To evaluate a product version against a predefined Test, you can loop through its Test Cases and run an evaluation task for each one. This workflow is ideal for regression testing and standardized quality checks.

An Evaluation is created implicitly the first time you run an evaluation task for a specific version_id and test_id combination. You do not need to create it manually.

Workflow

1

Select a Test and Version

Identify the test_id and version_id you want to evaluate.

2

Iterate Through Test Cases

Fetch all test cases associated with the test using galtea.test_cases.list().

3

Generate and Evaluate Output

For each test case, call your product to get its output, then use galtea.evaluation_tasks.create_single_turn() to create the evaluation tasks.

Example

This example demonstrates how to run an evaluation on all test cases from a specific test.

from galtea import Galtea
import os

# Initialize Galtea SDK
galtea = Galtea(api_key=os.getenv("GALTEA_API_KEY"))

# --- Configuration ---
# Replace with your actual IDs
YOUR_VERSION_ID = "your_version_id"
YOUR_TEST_ID = "your_test_id"
METRICS_TO_EVALUATE = ["factual-accuracy", "coherence"] 

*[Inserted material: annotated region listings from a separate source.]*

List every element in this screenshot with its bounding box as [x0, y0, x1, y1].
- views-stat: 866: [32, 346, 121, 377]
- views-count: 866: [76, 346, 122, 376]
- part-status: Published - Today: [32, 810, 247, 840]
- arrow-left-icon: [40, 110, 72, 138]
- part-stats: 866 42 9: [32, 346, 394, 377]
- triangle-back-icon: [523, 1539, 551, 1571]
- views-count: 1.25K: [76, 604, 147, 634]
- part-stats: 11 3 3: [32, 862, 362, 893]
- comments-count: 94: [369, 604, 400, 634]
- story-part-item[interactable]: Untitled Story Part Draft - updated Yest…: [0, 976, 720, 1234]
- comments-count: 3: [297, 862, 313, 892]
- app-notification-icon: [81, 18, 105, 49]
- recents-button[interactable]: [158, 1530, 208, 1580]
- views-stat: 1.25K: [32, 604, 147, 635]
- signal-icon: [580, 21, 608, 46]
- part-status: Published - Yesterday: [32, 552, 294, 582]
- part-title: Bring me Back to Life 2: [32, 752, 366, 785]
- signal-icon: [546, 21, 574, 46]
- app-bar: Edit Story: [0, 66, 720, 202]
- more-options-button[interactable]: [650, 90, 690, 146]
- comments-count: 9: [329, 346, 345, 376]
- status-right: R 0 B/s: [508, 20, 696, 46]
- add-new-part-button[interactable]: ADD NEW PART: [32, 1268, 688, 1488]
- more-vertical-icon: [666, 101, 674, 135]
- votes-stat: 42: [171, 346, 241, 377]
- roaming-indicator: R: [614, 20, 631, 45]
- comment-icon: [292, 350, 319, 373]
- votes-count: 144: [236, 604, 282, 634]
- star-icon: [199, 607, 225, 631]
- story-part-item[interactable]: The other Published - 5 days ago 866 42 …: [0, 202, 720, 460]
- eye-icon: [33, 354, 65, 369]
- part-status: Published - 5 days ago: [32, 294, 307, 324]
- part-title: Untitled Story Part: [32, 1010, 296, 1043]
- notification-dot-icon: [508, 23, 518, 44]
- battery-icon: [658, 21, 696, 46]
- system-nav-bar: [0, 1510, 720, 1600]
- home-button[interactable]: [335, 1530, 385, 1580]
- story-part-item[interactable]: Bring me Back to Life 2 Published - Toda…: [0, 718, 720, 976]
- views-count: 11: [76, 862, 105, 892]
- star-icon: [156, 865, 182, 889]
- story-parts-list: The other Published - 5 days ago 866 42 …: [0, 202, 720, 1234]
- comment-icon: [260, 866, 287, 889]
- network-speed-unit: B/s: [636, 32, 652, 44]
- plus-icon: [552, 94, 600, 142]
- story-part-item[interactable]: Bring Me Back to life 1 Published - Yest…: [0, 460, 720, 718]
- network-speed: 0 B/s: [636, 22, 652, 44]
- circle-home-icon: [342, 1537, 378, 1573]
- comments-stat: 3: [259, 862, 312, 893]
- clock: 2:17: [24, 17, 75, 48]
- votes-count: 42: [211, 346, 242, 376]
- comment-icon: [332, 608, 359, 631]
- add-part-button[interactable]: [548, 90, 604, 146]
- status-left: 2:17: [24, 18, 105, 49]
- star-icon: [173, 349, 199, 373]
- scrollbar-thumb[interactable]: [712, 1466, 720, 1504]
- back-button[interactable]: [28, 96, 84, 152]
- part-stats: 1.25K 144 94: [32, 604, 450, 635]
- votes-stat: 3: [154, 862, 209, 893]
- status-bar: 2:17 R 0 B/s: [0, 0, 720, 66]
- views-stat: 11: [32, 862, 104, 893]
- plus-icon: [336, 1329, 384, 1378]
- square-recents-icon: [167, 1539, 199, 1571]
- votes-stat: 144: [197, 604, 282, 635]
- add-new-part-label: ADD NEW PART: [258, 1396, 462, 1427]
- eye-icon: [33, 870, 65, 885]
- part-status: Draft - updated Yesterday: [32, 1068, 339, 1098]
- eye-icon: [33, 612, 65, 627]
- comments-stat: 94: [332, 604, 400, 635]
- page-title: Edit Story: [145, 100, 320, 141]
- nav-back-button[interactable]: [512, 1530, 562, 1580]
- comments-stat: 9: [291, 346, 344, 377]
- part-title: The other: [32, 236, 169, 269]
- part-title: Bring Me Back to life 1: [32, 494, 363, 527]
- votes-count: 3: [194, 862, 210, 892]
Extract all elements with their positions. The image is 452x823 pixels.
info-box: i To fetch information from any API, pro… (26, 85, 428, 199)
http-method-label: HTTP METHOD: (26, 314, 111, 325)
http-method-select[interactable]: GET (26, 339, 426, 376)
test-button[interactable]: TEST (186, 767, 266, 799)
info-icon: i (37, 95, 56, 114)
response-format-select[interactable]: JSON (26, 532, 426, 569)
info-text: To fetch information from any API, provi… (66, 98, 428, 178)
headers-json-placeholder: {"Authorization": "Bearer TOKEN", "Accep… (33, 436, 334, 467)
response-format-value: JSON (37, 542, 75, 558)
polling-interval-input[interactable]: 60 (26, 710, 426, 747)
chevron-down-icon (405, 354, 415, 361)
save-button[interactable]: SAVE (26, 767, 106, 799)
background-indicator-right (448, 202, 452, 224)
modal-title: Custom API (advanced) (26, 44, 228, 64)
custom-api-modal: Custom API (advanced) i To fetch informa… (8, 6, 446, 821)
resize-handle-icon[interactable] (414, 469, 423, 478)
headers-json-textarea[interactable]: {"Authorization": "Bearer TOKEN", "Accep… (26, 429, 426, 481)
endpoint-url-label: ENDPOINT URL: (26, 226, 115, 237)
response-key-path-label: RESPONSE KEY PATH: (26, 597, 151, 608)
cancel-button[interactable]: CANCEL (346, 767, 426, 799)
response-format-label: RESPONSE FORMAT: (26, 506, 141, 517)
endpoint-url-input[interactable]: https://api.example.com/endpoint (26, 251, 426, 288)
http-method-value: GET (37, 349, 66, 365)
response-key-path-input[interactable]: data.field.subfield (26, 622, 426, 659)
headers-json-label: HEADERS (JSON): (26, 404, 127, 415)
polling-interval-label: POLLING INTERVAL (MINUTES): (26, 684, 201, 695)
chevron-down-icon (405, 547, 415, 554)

# --- Your Product's Logic (Placeholder) ---
# In a real scenario, this would call your actual AI model or API
def your_product_function(input_prompt: str, context: str = None) -> str:
    # Your model's inference logic goes here
    # For this example, we'll return a simple placeholder response
    return f"Model response to: {input_prompt}"

# 1. Fetch the test cases for the specified test
test_cases = galtea.test_cases.list(test_id=YOUR_TEST_ID)
print(f"Found {len(test_cases)} test cases for Test ID: {YOUR_TEST_ID}")

# 2. Loop through each test case and run an evaluation task
for test_case in test_cases:
    # Get your product's actual response to the input
    actual_output = your_product_function(test_case.input)
    
    # Create the evaluation task
    # An evaluation is created implicitly on the first call
    galtea.evaluation_tasks.create_single_turn(
        version_id=YOUR_VERSION_ID,
        test_case_id=test_case.id,
        metrics=METRICS_TO_EVALUATE,
        actual_output=actual_output,
    )

print(f"\nAll evaluation tasks submitted for Version ID: {YOUR_VERSION_ID}")

A session and evaluation is automatically created behind the scenes to link this version_id and test_id with the provided inference result (the actual_output and the Test Case’s input).